It's a long drive to Atlanta from Orlando on a Friday night after work. Especially when you only get as far as Ocala before disaster hits. I was reclining on the sofa bed reading a book when the Winnebago swayed. Thunk!! I thought maybe somebody had sideswiped us on the right side of the Winnebago. "What the hell was that?" Danny and I said at almost the same moment. "Did the awning blow off?" he asked. I looked outside and saw nothing amiss on the right. I dashed to the bathroom window and looked behind us."I dunno," I replied, "I don't see anything in the road back there." Then I smelled burning rubber, the RV leaned to the side, and we heard an ominous thump thump thump. "I know what happened," Danny said. "We had a blow out." He pulled off on the highway shoulder, stopped, and put on the emergency flashers before getting off and going out to check.

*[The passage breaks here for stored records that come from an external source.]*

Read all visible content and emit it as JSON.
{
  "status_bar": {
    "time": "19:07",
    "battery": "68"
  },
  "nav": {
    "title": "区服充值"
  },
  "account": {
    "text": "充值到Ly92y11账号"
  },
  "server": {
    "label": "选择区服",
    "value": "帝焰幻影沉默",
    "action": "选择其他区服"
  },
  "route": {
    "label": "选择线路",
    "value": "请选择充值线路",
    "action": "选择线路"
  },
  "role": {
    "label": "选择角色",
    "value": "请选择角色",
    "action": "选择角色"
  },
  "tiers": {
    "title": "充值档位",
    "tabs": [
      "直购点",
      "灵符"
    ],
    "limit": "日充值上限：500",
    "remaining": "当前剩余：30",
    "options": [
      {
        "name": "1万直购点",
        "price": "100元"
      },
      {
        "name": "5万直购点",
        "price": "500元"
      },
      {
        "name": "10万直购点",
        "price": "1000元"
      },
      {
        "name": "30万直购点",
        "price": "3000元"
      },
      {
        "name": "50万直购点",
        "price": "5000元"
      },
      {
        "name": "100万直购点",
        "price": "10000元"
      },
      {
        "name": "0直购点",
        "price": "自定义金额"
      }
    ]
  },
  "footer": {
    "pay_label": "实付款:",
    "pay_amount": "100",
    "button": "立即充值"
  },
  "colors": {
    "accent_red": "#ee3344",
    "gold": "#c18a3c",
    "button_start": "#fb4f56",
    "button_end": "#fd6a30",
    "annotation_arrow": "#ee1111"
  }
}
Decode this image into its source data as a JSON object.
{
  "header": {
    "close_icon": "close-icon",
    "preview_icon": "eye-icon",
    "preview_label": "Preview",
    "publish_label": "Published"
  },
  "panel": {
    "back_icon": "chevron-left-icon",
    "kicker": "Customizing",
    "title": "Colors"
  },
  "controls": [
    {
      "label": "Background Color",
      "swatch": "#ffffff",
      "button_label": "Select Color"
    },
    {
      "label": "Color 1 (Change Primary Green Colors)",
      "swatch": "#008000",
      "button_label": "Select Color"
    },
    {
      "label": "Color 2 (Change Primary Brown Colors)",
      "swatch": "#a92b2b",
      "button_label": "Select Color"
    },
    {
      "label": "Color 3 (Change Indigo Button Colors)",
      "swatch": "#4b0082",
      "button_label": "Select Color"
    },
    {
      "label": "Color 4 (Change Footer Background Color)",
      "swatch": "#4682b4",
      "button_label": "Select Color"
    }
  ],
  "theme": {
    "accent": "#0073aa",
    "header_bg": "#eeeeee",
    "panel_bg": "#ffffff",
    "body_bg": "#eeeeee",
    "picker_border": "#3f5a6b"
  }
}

A minute afterwards he reported that we had blown not one but two of the rear tires. We had one spare. It was eight o'clock and we had been on the road for two hours.
I fished the Camping World Roadside Assistance card out of my wallet and handed Danny my iPhone. He made the call for help and we sat down to wait. With the passing of every big rig on the highway, the Winnebago shook. I put the blinds down and worried that some driver would lose control and plow right into us. If I was going to, as my mother would have said, die dead, I didn't want to see it coming. Two hours later when I was nearing the freakout stage, the Roadside Assistance man called back and said he'd located two of the right sort of tires and a guy would be coming to put them on for us at a cost of $800.00. I sighed and pulled out my Discover card. "He'll be there by midnight the guy said." A short time later, there was a loud knocking on the hood and Ginny and Abby began barking. There was a man outside. Danny jumped up.
"They're here, "he said, opening the door and going outside. I looked out the window. There was no repair truck. Ginny climbed into the cab and began a weird rolling teeth bared snarl that plainly said "You are not coming in here," in any lingo.
"You okay?" the good Samaritan asked. Danny replied that we were waiting for Roadside Assistance and the man disappeared. Danny got back on board. "Where's his car?" I asked. Danny pointed across six lanes of traffic and a guard rail. Jesus!" I exclaimed. I'm still wondering if he was a recklessly brave and lucky good Samaritan or a potential robber who spotted a stranded Winnebago and hoped it was empty and full of loot. If so, it was probably a yellow-eyed snarling 'hoola that discouraged him. Ginny sat in the drivers seat, obviously on guard, for the next hour and a half.
The repairman arrived shortly after midnight and put on the new tires. We were roadworthy again by one am. All thoughts of going on to Georgia were abandoned. We went on about forty more minutes to Gainesville and safely boondocked next to Danny's ex-wife's house. We made the trip to Atlanta safely the next day.
What we learned:
1. having Roadside Assistance is essential.
2. never get off the vehicle to talk to strangers in the dark
3. having big dogs on board is a good thing, especially when they have strong bladders
4. watching Romancing the Stone while waiting four hours for help on the highway does not make the time go any faster
5. adventures that involve discomfort are better written about or viewed on film.
On the way home on Sunday night we encountered a lot of rain, a double rainbow, a microburst that knocked down trees and shut down I-75, and a creepy weird mist. I will post those pictures tomorrow. We made the trip home with only one stop for fuel and potty. This was too long to drive and arriving at three in the morning is the absolute pits. We do not plan to do that again.
We did have a great time visiting Danny's family in Atlanta though and it was worth the inconvenience.
So glad Nancy opted for the Roadside Assistance plan. Otherwise, I'd have done lots of walking.
Driving up to Atlanta, I tried to keep the Parakeet at the 'flow of traffic' -around 70-75 MPH. While the Winnebago view has no trouble doing that, it's not a comfortable ride at those speeds, and the mileage is not great. Driving back to Orlando, I kept the view at 62-65 most of the time. Big difference! The ride is much smoother, and the Parakeet is much easier to control. Mileage is much better too.
Driving up during the day, we found that the cabin air conditioner could not keep the entire coach cool. The little 12 volt fan helped some, but not much. When we got back, I looked on the Yahoo View/Navion Group site, and found that you can turn the generator on while driving. That way, you can run the coach air conditioner. That will help a lot here in Florida.
Unless I have to do it, I'm going to try to avoid those 8-9 hour drives. 4-5 is much easier to handle.